STUDY DESIGN AND METHODS: Red blood cells were analyzed by stopped-flow light scattering and Western blotting and typed by hemagglutination and flow cytometry. Genotyping by sequencing and polymerase chain reaction–restriction fragment length polymorphism was applied. An expression system for Colton antigens was developed in mammalian cells.

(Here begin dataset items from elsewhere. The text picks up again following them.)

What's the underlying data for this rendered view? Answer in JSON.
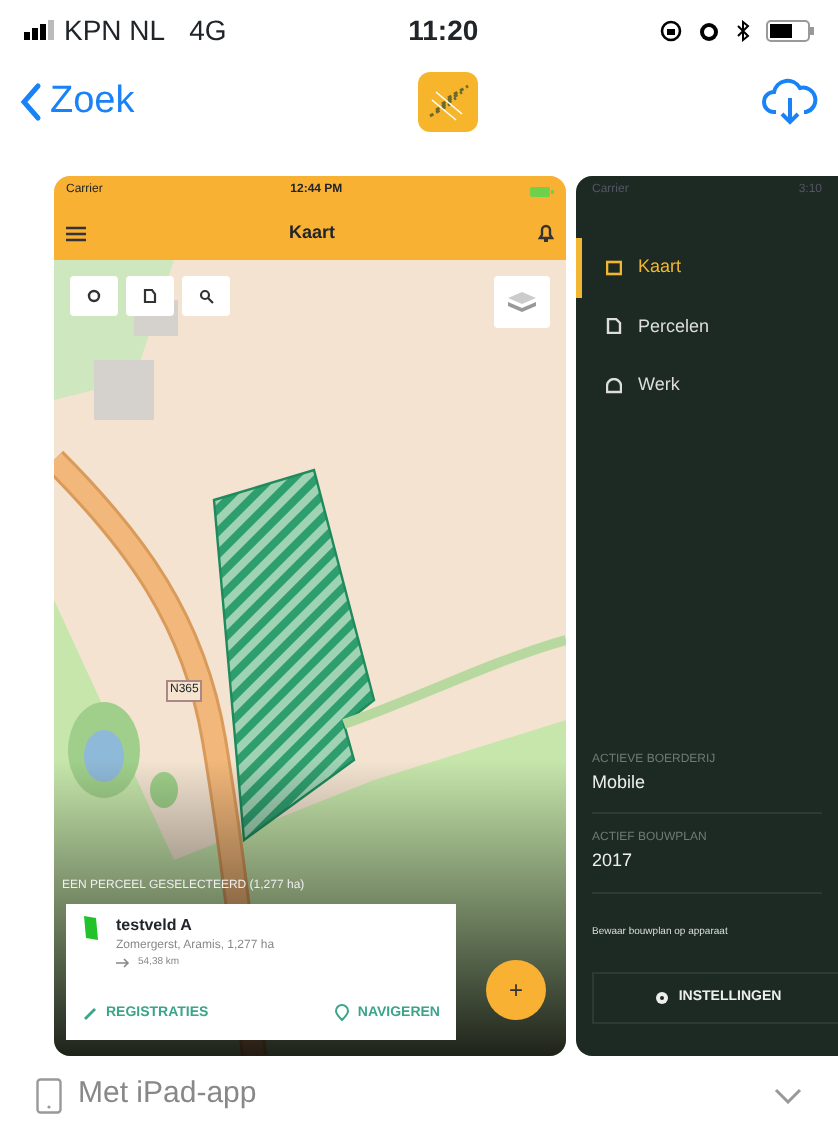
{
  "status_bar": {
    "carrier": "KPN NL",
    "network": "4G",
    "time": "11:20"
  },
  "nav": {
    "back": "Zoek"
  },
  "screenshots": [
    {
      "kind": "map",
      "status": {
        "carrier": "Carrier",
        "time": "12:44 PM"
      },
      "title": "Kaart",
      "road_label": "N365",
      "selection": "EEN PERCEEL GESELECTEERD (1,277 ha)",
      "parcel": {
        "name": "testveld A",
        "details": "Zomergerst, Aramis, 1,277 ha",
        "distance": "54,38 km"
      },
      "actions": [
        "REGISTRATIES",
        "NAVIGEREN"
      ],
      "fab": "+"
    },
    {
      "kind": "menu",
      "status": {
        "carrier": "Carrier",
        "time": "3:10"
      },
      "items": [
        {
          "label": "Kaart",
          "selected": true
        },
        {
          "label": "Percelen",
          "selected": false
        },
        {
          "label": "Werk",
          "selected": false
        }
      ],
      "fields": [
        {
          "label": "ACTIEVE BOERDERIJ",
          "value": "Mobile"
        },
        {
          "label": "ACTIEF BOUWPLAN",
          "value": "2017"
        }
      ],
      "note": "Bewaar bouwplan op apparaat",
      "button": "INSTELLINGEN"
    }
  ],
  "device_row": {
    "label": "Met iPad-app",
    "expanded": false
  }
}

RESULTS: Although Co(a–b–), the proband expressed fully functional AQP1 and had developed a novel Colton alloantibody. Sequencing of AQP1 revealed a homozygous nucleotide change (140A>G) encoding the single-amino-acid substitution Q47R. A second case was identified due to the presence of this novel Colton alloantibody. By generating an expression system for Colton antigens in K-562 cells, the Q47R substitution was shown to inhibit the expression of both Coa and Cob antigens. Other naturally occurring single-amino-acid substitutions, that is, A45T, P38L, and N192K, were also studied in this Colton antigen expression system.

CONCLUSIONS: The Co(a–b–) phenotype can be generated by a functional AQP1 allele, that is, AQP1 140G encoding AQP1 (Q47R) and allowing the development of a novel Colton alloantibody. This study also shows that the Cob antigen can be produced by at least two different substitutions at Amino Acid Position 45, that is, A45V and A45T.